Et la fiancée, justement (Demi Moore ? Non, bien trop âgée maintenant… la petite Léa Seydoux, oui, c’est beaucoup mieux, super sexy, la p’tite Léa), robe à fleurs, une main posée, délicate, sur son bide :
— J’attends un bébé… ! (Ben, oui, voilà que c’est bientôt Noël)
Émouvant. Très émouvant. Sortez vos mouchoirs, tout le monde chiale sa race. Le Final, travelling arrière : soleil couchant, des militaires en fauteuil roulant, une nuée de petits drapeaux avec les étoiles dessus qui s’agitent, la fanfare militaire, lâché de ballons multicolores, beaucoup de ballons multicolores… Rideau ! Long générique de Fin. Très long générique de fin…

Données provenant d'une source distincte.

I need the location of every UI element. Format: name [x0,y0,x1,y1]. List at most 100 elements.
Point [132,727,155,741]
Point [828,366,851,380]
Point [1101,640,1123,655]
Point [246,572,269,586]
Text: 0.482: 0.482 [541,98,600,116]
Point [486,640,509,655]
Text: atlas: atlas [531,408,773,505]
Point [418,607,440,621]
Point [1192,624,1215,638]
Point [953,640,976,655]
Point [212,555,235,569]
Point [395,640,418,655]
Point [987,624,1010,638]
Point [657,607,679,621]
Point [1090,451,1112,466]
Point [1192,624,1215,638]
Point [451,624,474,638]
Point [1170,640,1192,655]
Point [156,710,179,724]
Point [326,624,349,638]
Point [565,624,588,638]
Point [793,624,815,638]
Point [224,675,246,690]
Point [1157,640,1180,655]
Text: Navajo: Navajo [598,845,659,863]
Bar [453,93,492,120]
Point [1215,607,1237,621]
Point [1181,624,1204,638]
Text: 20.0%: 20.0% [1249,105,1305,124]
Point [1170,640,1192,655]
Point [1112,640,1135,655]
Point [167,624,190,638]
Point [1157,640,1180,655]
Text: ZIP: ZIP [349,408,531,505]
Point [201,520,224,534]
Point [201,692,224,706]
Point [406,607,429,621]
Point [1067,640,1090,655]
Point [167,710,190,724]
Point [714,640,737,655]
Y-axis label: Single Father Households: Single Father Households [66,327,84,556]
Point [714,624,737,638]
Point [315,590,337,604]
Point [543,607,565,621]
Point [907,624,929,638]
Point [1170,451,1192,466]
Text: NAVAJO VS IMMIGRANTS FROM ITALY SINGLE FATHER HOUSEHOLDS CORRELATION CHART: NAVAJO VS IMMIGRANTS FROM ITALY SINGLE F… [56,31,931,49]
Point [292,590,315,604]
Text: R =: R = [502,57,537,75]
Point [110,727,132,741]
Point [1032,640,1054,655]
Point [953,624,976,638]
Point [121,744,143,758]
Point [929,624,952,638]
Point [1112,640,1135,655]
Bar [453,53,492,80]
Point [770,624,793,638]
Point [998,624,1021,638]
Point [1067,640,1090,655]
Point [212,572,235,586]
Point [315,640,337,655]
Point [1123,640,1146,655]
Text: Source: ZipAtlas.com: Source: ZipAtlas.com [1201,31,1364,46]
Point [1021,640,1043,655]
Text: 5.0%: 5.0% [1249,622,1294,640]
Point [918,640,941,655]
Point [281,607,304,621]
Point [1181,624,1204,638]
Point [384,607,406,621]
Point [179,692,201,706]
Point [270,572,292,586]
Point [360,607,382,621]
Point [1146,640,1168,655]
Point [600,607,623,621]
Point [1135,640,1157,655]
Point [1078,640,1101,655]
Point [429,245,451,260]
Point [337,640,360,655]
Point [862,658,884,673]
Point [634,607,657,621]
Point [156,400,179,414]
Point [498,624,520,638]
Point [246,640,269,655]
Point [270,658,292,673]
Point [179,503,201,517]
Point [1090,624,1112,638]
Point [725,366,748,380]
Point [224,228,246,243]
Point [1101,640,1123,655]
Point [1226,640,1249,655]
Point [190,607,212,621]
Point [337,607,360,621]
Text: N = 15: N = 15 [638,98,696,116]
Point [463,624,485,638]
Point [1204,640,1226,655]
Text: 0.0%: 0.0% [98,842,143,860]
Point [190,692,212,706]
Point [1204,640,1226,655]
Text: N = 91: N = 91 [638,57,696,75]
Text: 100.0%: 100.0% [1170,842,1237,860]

Dans la foulée, j’appelle Desplats (deux Oscars posés sur le piano Yamaha…).
— Dis, mon Alex, tu ne pourrais pas me faire un truc sympatoche sur le thème du « Stars-spangled banners » ? Un machin qui pèterait un peu fort dans les basses… avec des tambours, tu sais, les gros, ces énormes tambours du fond d’orchestre, ceux que j’aime bien, boum et boum ! Et que ton type n’hésite pas surtout, qu’il frappe bien comme un malade dessus, boum, boum, que ça résonne fort ! Du lourdos, quoi ! Comment ? Des violons aussi ? Oui, pourquoi pas, si tu penses vraiment qu’il en faut, tu peux en rajouter quelques-uns en fond de partition… mais léger, hein ? Oui, bon, voilà, c’est tout… non, t’inquiète pas, je te répète que tu peux forcer un peu la sauce, s’il le faut ! C’est pour les amerlocks, tu sais bien qu’ils adorent ça… des boumboums, y’en a jamais assez, z’en redemandent toujours, ces bourrins !
Un génie, Salgrenn ? Du talent ? Cela se saurait, non… ?!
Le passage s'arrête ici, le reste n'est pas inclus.